# "Unknowns" Winner



## Baron (Feb 12, 2012)

Congratulations to Ghost, who scored the most votes in the "Unknowns" challenge.  He gets the Laureate title for this month, as well as a one month FoWF subscription, and gets to suggest the theme for the next challenge.


----------



## candid petunia (Feb 12, 2012)

Congratulations, Ghost.


----------



## Chesters Daughter (Feb 12, 2012)

You were a shoo-in with your piece, Ghost, which was my immediate first choice upon voting. Congrats for a well deserved win, love!


----------



## Ghost (Feb 12, 2012)

Thank you so much, candid petunia, Chester's Daughter, and everyone! It's an honor!


----------



## Nick (Feb 12, 2012)

Congratulations Ghost! You wrote a well-deserving piece.


----------



## Ghost (Feb 12, 2012)

Nick said:


> Congratulations Ghost! You wrote a well-deserving piece.



Thanks, Nick!


----------



## apple (Feb 12, 2012)

Wow, I loved it, Ghost.  It was so full and visual and mysterious.  Congratulations, well deserved.


----------



## Ghost (Feb 13, 2012)

apple said:


> Wow, I loved it, Ghost. It was so full and visual and mysterious. Congratulations, well deserved.



Thank you, apple!


----------



## aj47 (Feb 13, 2012)

congrats on your well-deserved honor


----------



## Gumby (Feb 14, 2012)

Congratulations Ghost, well deserved win.


----------



## Ghost (Feb 14, 2012)

Thank you astroannie and Gumby!


----------



## Marty (Feb 15, 2012)

I want to read "ghost", but I am new to this thread. how do you find the poems and how do you submit your own?


----------



## Gumby (Feb 15, 2012)

Hi Marty.  Just click on the 'Poetry Challenges' forum, then go down to the thread that says this:

*January Challenge - "Unknowns"*  Or just click this link.

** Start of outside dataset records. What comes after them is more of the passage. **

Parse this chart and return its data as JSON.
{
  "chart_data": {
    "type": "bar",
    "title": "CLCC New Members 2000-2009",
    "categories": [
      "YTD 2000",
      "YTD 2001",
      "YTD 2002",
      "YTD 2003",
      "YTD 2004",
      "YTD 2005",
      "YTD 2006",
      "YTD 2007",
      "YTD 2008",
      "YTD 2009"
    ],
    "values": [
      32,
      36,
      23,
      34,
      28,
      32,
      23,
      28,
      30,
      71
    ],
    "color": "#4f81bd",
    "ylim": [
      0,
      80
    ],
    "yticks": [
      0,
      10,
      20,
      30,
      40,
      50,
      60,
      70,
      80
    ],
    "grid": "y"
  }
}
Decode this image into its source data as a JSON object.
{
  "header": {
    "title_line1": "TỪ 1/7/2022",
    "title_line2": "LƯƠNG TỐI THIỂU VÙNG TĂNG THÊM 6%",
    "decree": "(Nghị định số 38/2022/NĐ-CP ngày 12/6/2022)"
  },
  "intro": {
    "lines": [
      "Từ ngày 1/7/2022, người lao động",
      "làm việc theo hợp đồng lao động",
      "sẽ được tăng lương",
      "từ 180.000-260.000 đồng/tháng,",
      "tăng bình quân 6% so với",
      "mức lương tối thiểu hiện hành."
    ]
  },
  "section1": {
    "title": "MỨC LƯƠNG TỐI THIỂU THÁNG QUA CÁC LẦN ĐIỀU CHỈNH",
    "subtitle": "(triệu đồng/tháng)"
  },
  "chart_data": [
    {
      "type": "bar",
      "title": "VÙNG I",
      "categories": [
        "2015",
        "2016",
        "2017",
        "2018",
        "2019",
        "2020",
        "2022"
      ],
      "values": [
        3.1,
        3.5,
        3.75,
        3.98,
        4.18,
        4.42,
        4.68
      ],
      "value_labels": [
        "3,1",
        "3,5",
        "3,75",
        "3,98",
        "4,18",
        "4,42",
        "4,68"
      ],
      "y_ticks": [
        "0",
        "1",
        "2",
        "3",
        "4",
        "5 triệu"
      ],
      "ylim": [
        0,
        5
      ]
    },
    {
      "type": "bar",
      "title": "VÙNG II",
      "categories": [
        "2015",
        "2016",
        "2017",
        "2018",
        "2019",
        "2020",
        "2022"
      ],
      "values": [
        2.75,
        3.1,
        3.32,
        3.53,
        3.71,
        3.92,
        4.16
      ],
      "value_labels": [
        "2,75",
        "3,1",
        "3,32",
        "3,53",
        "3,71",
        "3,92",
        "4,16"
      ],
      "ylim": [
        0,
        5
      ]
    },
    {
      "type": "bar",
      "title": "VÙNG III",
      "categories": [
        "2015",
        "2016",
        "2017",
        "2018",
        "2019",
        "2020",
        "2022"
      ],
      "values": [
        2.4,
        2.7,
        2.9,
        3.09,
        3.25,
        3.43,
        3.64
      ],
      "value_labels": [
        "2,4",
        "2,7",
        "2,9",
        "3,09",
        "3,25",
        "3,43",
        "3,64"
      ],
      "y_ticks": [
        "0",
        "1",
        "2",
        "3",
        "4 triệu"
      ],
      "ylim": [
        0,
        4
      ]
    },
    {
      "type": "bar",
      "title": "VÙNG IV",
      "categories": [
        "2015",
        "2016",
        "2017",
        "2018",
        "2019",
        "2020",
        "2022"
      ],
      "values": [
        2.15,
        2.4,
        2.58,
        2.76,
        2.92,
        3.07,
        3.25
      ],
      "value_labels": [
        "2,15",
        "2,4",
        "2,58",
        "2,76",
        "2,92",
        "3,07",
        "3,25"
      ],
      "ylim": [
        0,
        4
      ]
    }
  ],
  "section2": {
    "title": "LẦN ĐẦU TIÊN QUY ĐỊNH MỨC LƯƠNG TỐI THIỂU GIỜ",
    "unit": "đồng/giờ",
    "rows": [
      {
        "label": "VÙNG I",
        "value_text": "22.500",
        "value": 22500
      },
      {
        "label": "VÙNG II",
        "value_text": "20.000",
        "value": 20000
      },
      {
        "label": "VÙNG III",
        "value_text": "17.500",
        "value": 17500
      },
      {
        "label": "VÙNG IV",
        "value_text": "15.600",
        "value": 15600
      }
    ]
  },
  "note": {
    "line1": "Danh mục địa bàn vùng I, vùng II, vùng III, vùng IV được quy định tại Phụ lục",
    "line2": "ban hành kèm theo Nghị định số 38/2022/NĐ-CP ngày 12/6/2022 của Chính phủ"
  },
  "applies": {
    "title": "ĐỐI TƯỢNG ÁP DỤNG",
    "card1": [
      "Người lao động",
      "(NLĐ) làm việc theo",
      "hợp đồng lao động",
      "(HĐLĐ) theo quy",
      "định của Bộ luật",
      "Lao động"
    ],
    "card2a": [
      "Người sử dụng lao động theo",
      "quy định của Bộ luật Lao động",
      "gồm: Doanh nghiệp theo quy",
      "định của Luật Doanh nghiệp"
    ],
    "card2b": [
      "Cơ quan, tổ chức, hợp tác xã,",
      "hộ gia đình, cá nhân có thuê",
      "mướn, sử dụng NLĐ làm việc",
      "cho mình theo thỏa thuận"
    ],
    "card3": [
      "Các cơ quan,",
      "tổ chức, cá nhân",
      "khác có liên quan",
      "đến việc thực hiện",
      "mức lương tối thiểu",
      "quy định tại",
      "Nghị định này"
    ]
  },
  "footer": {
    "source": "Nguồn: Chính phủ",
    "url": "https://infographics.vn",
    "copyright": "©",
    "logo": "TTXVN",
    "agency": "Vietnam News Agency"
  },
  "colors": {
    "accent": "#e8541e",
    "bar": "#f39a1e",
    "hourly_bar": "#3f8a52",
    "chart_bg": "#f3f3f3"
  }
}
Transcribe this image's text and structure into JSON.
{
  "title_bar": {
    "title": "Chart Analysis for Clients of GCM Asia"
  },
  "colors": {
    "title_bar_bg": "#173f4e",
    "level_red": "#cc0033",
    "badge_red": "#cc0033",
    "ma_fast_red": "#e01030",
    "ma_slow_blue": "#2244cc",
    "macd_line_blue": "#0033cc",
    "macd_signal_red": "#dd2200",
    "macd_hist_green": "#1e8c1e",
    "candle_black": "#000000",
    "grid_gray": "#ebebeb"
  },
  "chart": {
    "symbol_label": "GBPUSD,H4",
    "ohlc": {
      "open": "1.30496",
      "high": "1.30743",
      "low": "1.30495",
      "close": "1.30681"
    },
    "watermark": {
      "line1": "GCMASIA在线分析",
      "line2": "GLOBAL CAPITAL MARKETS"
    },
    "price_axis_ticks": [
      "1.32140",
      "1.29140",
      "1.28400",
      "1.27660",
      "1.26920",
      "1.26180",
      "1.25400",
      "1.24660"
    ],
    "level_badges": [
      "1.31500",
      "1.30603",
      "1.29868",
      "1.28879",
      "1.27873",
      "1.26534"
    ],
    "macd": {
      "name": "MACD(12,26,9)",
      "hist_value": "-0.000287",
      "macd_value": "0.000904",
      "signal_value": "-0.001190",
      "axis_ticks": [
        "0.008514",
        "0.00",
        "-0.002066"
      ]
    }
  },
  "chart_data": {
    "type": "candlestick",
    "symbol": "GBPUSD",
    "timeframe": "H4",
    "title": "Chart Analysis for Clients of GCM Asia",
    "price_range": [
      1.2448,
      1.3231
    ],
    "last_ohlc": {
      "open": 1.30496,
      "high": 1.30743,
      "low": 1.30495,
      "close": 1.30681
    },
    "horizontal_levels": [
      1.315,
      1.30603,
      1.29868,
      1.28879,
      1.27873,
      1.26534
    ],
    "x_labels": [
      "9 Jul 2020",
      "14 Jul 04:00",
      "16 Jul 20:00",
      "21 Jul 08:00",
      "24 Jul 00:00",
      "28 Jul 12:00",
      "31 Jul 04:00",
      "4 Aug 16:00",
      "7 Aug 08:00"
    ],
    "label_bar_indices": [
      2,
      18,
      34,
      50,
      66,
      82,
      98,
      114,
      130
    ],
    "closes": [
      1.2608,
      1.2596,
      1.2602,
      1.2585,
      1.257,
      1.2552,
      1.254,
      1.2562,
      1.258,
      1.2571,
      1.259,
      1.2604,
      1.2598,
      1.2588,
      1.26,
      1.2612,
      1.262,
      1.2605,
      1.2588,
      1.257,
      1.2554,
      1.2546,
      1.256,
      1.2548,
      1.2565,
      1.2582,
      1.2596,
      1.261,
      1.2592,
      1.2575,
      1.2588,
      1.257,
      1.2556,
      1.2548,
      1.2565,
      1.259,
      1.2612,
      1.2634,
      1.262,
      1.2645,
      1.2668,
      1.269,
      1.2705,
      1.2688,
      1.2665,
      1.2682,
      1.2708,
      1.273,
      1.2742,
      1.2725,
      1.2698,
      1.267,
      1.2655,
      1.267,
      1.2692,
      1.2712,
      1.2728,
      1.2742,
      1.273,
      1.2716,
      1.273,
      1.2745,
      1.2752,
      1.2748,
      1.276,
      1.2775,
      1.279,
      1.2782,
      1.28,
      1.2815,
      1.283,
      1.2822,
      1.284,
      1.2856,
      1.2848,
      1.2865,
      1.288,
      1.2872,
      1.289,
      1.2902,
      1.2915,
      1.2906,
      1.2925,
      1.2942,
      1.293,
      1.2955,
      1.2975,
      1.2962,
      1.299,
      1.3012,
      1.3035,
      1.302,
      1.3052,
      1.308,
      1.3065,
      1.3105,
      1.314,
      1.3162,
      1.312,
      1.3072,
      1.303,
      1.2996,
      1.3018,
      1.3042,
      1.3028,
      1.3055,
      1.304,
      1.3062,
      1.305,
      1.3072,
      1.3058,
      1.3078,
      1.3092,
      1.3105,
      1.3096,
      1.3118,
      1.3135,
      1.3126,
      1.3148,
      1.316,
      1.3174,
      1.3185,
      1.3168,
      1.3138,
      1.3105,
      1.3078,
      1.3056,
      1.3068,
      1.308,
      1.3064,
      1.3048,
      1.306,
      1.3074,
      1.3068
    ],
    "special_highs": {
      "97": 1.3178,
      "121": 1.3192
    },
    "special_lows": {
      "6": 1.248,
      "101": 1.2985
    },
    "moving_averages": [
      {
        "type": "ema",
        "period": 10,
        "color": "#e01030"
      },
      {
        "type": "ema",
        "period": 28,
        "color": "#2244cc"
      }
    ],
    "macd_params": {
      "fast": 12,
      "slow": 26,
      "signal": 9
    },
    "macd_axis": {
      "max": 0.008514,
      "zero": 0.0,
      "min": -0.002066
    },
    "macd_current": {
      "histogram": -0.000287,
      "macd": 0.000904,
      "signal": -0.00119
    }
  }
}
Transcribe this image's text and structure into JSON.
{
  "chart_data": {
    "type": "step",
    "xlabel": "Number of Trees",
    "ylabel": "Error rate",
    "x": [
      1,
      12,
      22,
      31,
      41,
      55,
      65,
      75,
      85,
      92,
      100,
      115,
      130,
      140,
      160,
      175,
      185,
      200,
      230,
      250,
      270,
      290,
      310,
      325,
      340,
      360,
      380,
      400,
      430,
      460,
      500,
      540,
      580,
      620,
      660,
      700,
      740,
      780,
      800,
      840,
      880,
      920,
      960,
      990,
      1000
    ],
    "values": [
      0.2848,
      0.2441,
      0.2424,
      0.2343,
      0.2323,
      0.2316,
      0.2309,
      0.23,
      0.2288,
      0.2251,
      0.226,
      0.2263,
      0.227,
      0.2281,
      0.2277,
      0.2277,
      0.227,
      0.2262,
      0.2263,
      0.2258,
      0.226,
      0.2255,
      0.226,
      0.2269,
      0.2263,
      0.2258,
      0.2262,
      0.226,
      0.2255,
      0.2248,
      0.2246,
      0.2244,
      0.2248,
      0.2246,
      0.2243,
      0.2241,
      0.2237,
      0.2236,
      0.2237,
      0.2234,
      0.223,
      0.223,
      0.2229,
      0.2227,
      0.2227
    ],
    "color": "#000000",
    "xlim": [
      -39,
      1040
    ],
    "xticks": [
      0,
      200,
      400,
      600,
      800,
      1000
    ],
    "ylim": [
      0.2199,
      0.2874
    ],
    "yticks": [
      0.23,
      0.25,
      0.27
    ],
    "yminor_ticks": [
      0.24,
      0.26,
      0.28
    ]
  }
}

I'm afraid that this challenge is over, but we will have another one as soon as the winner chooses a topic for the next one.


----------



## Ghost (Feb 16, 2012)

Actually, I have already chosen the next topic. Baron said it should be posted soon.:grin:


----------



## stellar (Feb 23, 2012)

Woah! Yup, Ghost, congratulations! Superb poetry!


----------



## Ghost (Feb 23, 2012)

*Thanks*



stellar said:


> Woah! Yup, Ghost, congratulations! Superb poetry!



Thank you, stellar.


----------



## bazz cargo (Feb 23, 2012)

Congratulations Ghost. A worthy winner.


----------